We may know more about it at some point today, but it really does not feel very coincidental at all that Jason Zucker couldn’t stay healthy for more than a period and a half. It almost doesn’t seem fair, knowing that these Penguins are good, but maybe not good enough if they’re not at full fitness and form. So for Pittsburgh to once again lose a player for whom they paid a decent price (a first round pick, a modestly-regarded defensive prospect, and a wayward winger) as the calendar turns to the last month of the season, it really sucks. This team has been hounded by illness and injuries for years, and it really sucks. That’s all I can say about it. If there is a price for seeing these Pittsburgh Penguins win two Stanley Cups in a row and three since 2009, they are paying it now.
Hopefully the news about Zucker will be a silver lining on the gray cloud. After Thursday’s game, he was present in the locker room to receive the victory helmet from Evgeni Malkin, and he was not on crutches. That’s something positive. The fact that the Penguins won in overtime to keep pace with the New York Rangers, that’s a positive too. I would like to think that Zucker’s prognosis will be a week-to-week recovery, and then he’ll be game ready in time for the first round of the playoffs. But I know this team, specifically head coach Mike Sullivan. He is willing to put players who are not fully fit on the ice if he thinks they will be more productive than fully fit but presumably inferior players. If this is something Zucker can play through and once the season is over he will need surgery, then you better believe Zucker will be expected to play.

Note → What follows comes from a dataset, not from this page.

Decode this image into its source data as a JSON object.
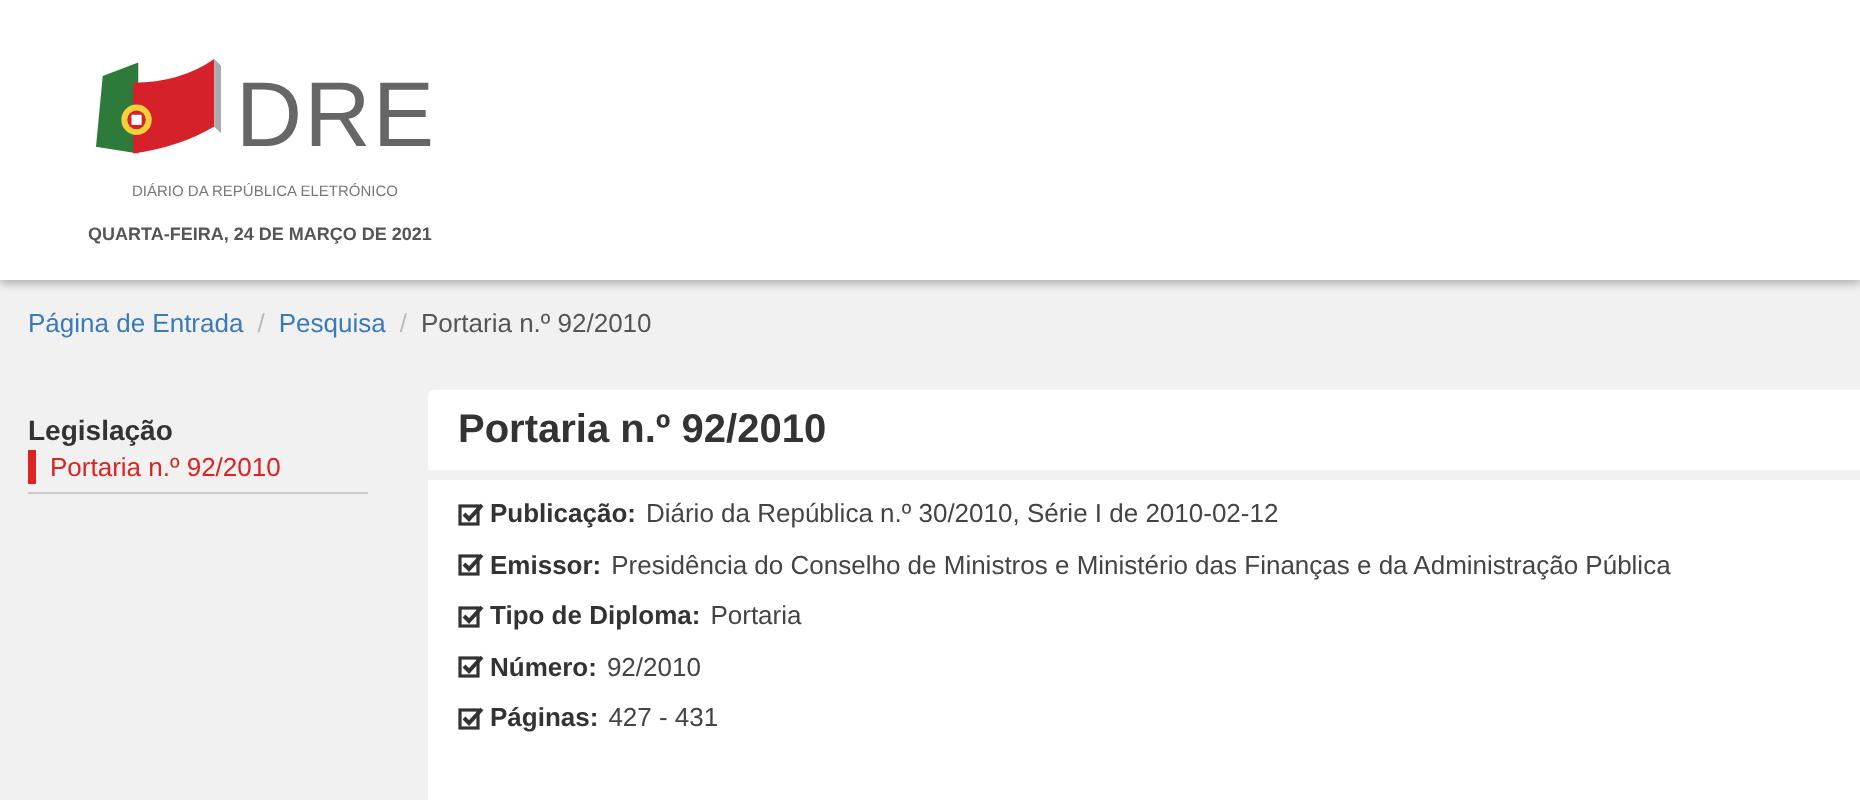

Will that be better than the alternative? I guess it really depends on the injury. Evgeni Malkin played in the playoffs with a bum knee last year and he was tied with Jeff Carter for second on the team in points. I guess it didn’t matter then that Malkin played, since the team couldn’t rely on Tristan Jarry to keep Pittsburgh in the series. Maybe this year he can, but who knows. He may be asked to outplay New York Rangers goalie Igor Shesterkin in the playoffs, and that seems like a tall order at the moment. Anyway, that’s my rant for now.
April is usually a short month on the calendar and I recall feeling a sense of wanting to get it over with so we can move on to the playoffs. Well, there’s thirteen games left to play and I still feel that way, especially knowing that playoff teams are pretty much set in stone at the this point, knowing that the Penguins are in, and even though I feel like they deserve home-ice advantage I know it really doesn’t matter in the long run so long as they play better than their opponents. I’ve seen what these Penguins are capable of at certain moments this season.
They’ve beaten almost every other team at least once this season and, with the Colorado Avalanche being the best team in the League right now, this back-to-back is their biggest challenge of the season. Maybe not the most important two games on the schedule, certainly not of those remaining (the following two games against the Rangers and Washington, or even the back-to-back against the Boston Bruins in a couple of weeks probably have this series beat), but it would go a long way towards restoring some of my hope and optimism to see Pittsburgh come away with at least two points against Colorado over the next four days.